According to the catalogue of stars in the Technical Memorandum 33-507 - A Reduced Star Catalog Containing 537 Named Stars, al-Nasaq al-Yamānī or Nasak Yamani were the title for two stars: δ Ser as Nasak Yamani I and ε Ser as Nasak Yamani II (excluding α Ser, δ Oph, ε Oph, ζ Oph and γ Oph).

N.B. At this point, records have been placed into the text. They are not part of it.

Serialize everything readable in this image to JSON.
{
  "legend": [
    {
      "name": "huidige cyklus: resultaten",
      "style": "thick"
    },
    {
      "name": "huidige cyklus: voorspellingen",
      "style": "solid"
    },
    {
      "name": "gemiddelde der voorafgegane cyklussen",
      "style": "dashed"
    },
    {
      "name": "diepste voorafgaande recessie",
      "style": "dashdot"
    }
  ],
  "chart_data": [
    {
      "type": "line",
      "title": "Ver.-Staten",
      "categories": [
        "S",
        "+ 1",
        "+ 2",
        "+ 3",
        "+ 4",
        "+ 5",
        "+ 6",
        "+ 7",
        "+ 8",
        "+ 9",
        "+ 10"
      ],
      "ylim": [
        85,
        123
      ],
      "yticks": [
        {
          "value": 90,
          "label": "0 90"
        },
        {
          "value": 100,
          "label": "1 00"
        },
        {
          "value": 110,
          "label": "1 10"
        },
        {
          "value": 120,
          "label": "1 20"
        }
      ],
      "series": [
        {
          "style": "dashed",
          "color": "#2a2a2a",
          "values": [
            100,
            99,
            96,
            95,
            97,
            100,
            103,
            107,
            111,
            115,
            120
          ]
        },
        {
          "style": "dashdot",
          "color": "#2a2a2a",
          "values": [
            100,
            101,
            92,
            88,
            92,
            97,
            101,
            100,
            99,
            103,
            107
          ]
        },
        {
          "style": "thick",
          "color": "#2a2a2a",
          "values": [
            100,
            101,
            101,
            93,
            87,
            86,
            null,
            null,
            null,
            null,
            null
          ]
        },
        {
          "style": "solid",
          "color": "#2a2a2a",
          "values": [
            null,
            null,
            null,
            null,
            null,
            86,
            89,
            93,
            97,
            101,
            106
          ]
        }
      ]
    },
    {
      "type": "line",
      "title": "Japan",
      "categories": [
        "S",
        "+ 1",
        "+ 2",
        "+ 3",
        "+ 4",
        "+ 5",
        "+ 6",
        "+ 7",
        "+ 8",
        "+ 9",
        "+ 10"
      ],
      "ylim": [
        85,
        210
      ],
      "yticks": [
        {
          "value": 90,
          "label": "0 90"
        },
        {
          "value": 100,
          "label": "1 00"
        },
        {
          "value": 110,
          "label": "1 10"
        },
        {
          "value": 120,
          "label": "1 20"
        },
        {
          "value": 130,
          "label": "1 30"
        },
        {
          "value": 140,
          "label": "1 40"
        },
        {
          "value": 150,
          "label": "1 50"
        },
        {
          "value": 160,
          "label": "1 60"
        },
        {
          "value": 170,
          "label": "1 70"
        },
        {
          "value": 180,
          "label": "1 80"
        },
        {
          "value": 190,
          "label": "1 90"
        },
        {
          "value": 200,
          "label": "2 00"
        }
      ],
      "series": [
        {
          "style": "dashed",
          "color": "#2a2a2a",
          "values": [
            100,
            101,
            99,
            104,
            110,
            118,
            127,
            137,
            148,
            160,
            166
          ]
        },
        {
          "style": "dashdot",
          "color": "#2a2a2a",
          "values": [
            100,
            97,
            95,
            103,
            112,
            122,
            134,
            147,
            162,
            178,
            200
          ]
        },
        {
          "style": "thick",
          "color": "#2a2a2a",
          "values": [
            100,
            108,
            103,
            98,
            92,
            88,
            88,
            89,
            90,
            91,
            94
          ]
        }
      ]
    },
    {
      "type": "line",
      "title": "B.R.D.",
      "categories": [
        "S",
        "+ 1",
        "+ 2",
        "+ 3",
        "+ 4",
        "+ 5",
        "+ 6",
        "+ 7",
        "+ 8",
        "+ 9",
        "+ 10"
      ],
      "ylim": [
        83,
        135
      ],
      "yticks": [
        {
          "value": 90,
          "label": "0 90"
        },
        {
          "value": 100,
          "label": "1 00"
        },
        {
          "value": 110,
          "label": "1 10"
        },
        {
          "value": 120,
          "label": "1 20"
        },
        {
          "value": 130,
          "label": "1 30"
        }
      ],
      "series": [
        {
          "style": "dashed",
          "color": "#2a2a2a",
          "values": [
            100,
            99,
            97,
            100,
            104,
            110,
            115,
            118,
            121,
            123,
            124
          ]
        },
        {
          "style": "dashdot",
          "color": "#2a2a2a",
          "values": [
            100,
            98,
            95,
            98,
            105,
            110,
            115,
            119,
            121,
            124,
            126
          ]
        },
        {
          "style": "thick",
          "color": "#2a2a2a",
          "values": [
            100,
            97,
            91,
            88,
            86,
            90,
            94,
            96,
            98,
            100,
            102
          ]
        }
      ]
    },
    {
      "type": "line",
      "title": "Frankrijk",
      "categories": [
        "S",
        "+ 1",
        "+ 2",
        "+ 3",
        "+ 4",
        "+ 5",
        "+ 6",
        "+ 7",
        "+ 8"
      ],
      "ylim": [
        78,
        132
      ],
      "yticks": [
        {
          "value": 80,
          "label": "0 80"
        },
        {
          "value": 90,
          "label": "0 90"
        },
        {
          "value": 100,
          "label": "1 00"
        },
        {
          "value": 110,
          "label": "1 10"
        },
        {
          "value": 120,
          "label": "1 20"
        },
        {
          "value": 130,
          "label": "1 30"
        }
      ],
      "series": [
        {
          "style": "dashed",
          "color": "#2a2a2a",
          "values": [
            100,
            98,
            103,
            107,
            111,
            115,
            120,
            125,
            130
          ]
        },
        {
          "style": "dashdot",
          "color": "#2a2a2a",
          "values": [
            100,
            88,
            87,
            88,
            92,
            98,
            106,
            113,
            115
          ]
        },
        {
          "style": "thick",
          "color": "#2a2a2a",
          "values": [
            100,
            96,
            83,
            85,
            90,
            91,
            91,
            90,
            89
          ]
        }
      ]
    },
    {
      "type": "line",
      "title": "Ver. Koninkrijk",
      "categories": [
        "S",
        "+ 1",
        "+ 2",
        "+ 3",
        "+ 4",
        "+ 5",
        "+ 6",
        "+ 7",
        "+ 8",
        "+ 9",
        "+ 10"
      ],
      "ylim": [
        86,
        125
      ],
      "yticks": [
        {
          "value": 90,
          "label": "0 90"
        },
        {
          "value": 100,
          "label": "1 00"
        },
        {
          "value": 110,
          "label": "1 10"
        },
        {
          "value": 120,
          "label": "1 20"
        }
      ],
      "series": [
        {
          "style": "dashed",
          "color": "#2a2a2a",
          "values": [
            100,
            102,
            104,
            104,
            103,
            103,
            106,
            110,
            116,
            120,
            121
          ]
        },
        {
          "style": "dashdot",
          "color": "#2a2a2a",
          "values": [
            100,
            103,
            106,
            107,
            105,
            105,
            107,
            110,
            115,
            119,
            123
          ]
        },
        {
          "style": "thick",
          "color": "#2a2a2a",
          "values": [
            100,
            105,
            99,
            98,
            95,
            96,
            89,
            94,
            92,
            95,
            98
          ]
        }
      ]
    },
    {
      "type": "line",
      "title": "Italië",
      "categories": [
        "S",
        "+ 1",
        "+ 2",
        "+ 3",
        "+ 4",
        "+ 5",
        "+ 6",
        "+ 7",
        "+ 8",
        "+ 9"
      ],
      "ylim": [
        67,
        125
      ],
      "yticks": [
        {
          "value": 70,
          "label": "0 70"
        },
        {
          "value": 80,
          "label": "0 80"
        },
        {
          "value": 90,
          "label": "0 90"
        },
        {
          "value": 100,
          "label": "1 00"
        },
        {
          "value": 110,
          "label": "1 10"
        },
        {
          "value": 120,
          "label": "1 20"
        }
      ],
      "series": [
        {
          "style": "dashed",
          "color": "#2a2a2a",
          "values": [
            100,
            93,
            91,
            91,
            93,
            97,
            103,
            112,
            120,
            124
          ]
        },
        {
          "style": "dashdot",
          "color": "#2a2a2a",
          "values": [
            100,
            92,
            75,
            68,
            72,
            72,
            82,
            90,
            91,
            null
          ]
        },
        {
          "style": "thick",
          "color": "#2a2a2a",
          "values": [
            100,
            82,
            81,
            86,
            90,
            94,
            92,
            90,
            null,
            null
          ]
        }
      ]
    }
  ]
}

In Chinese, 天市右垣 (Tiān Shì Yòu Yuán), meaning Right Wall of Heavenly Market Enclosure, refers to an asterism which represents eleven old states in China and which marks the right borderline of the enclosure, consisting of δ Serpentis, β Herculis, γ Herculis, κ Herculis, γ Serpentis, β Serpentis, α Serpentis, ε Serpentis, δ Ophiuchi, ε Ophiuchi and ζ Ophiuchi. Consequently, the Chinese name for δ Serpentis itself is 天市右垣六 (Tiān Shì Yòu Yuán liù, the Sixth Star of Right Wall of Heavenly Market Enclosure), representing the state Qin (秦) (or Tsin), together with θ Capricorni and 30 Capricorni (according to Ian Ridpath version) in Twelve States (asterism).